Kim Jong-un se serait "engagé à la dénucléarisation", lors de sa visite en Chine. Une vieille rengaine de la diplomatie nord-coréenne remise au goût du jour par le leader actuel pour assouvir son besoin de reconnaissance internationale.
Annonce choc ? À l’issue de la visite surprise de Kim Jong-un en Chine, Pékin a déclaré, mercredi 28 mars, que le leader nord-coréen s’était “engagé à la dénucléarisation”.
Une telle prise de position de la part de Pyongyang ressemble à un virage à 180 degrés par rapport à l’attachement manifesté par Kim Jong-un pour son programme nucléaire.
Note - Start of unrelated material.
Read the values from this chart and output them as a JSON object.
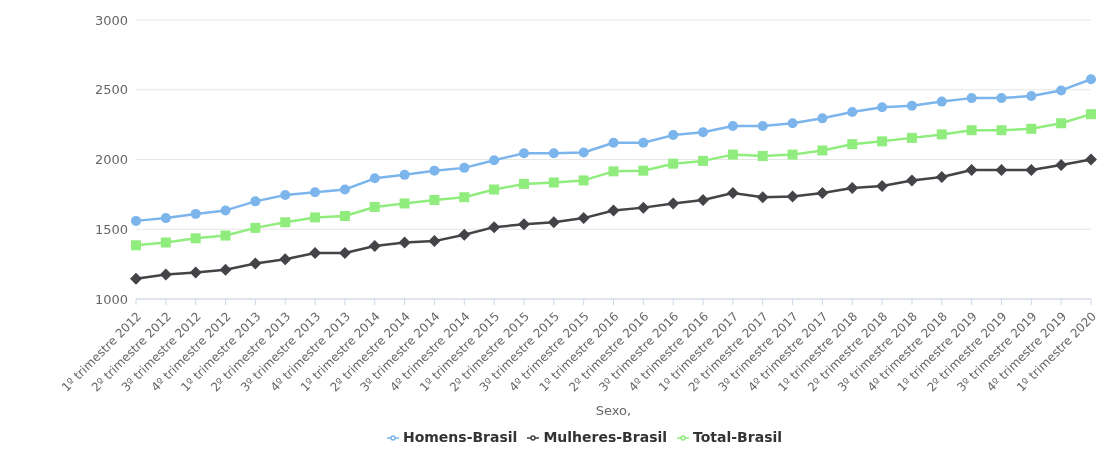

En novembre 2017, la Corée du Nord procédait en effet à un essai de missile balistique intercontinental capable, en théorie, de frapper le sol nord-américain.
Rien de neuf sous le soleil
En réalité, il n’y a rien (ou presque) de neuf sous le soleil nord-coréen. “C’est la position traditionnelle du régime de Pyongyang qui s’est toujours déclaré prêt à la dénucléarisation si une série de conditions étaient remplies”, explique Sebastian Harnisch, spécialiste de la Corée du Nord à l’université de Heidelberg, en Allemagne, contacté par France 24.
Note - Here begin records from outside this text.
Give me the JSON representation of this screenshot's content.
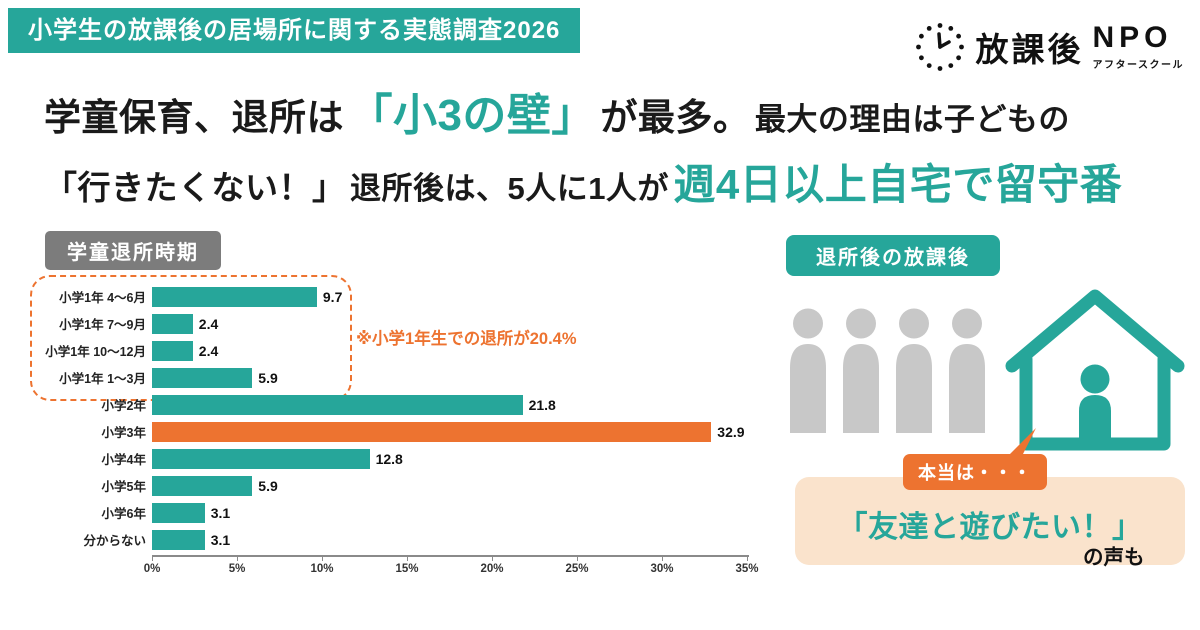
{
  "colors": {
    "teal": "#26A69A",
    "orange": "#ED7330",
    "light_orange": "#FAE3CC",
    "gray_badge": "#7C7C7C",
    "silhouette_gray": "#C8C8C8"
  },
  "banner": {
    "title": "小学生の放課後の居場所に関する実態調査2026"
  },
  "logo": {
    "main": "放課後",
    "npo": "NPO",
    "sub": "アフタースクール"
  },
  "headline": {
    "l1a": "学童保育、退所は",
    "l1b": "「小3の壁」",
    "l1c": "が最多。",
    "l1d": "最大の理由は子どもの",
    "l2a": "「行きたくない！」",
    "l2b": "退所後は、5人に1人が",
    "l2c": "週4日以上自宅で留守番"
  },
  "chart_data": {
    "type": "bar",
    "orientation": "horizontal",
    "title": "学童退所時期",
    "categories": [
      "小学1年 4〜6月",
      "小学1年 7〜9月",
      "小学1年 10〜12月",
      "小学1年 1〜3月",
      "小学2年",
      "小学3年",
      "小学4年",
      "小学5年",
      "小学6年",
      "分からない"
    ],
    "values": [
      9.7,
      2.4,
      2.4,
      5.9,
      21.8,
      32.9,
      12.8,
      5.9,
      3.1,
      3.1
    ],
    "unit": "%",
    "xlim": [
      0,
      35
    ],
    "x_ticks": [
      "0%",
      "5%",
      "10%",
      "15%",
      "20%",
      "25%",
      "30%",
      "35%"
    ],
    "bar_color": "#26A69A",
    "highlight_index": 5,
    "highlight_color": "#ED7330",
    "grouped_rows": [
      0,
      1,
      2,
      3
    ],
    "annotation": "※小学1年生での退所が20.4%",
    "grid": false,
    "legend": false
  },
  "right_panel": {
    "badge": "退所後の放課後",
    "bubble": "本当は・・・",
    "quote": "「友達と遊びたい！」",
    "quote_suffix": "の声も"
  }
}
Ces préalables sont définis par le régime nord-coréen comme la “fin de la politique hostile des États-Unis à l’égard de la Corée du Nord et des menaces nucléaires des États-Unis”. Concrètement, il n’y aura pas de dénucléarisation tant que “l’alliance stratégique entre la Corée du Sud et les États-Unis ne sera pas rompue, que les relations diplomatiques avec Washington ne se seront pas normalisées ou encore que les sanctions internationales n’auront pas été levées”, décrypte Antoine Bondaz, spécialiste de la Chine et des deux Corées au sein de la Fondation pour la recherche stratégique (FRS) , contacté par France 24.
Kim Jong-un reste fidèle à ce crédo diplomatique. Tout au plus, juge Sebastian Harnisch, n’a-t-il pas adopté la position maximaliste qui a pu être celle de la Corée du Nord. Pyongyang a refusé, par le passé, de s'asseoir à la table des négociations avec la communauté internationale pour discuter de son programme nucléaire si les États-Unis n’acceptaient pas ses conditions. Cette fois-ci, le dirigeant nord-coréen a donné son accord pour un sommet avec la Corée du Sud et une rencontre avec le président américain Donald Trump sans demander d’engagement préalable.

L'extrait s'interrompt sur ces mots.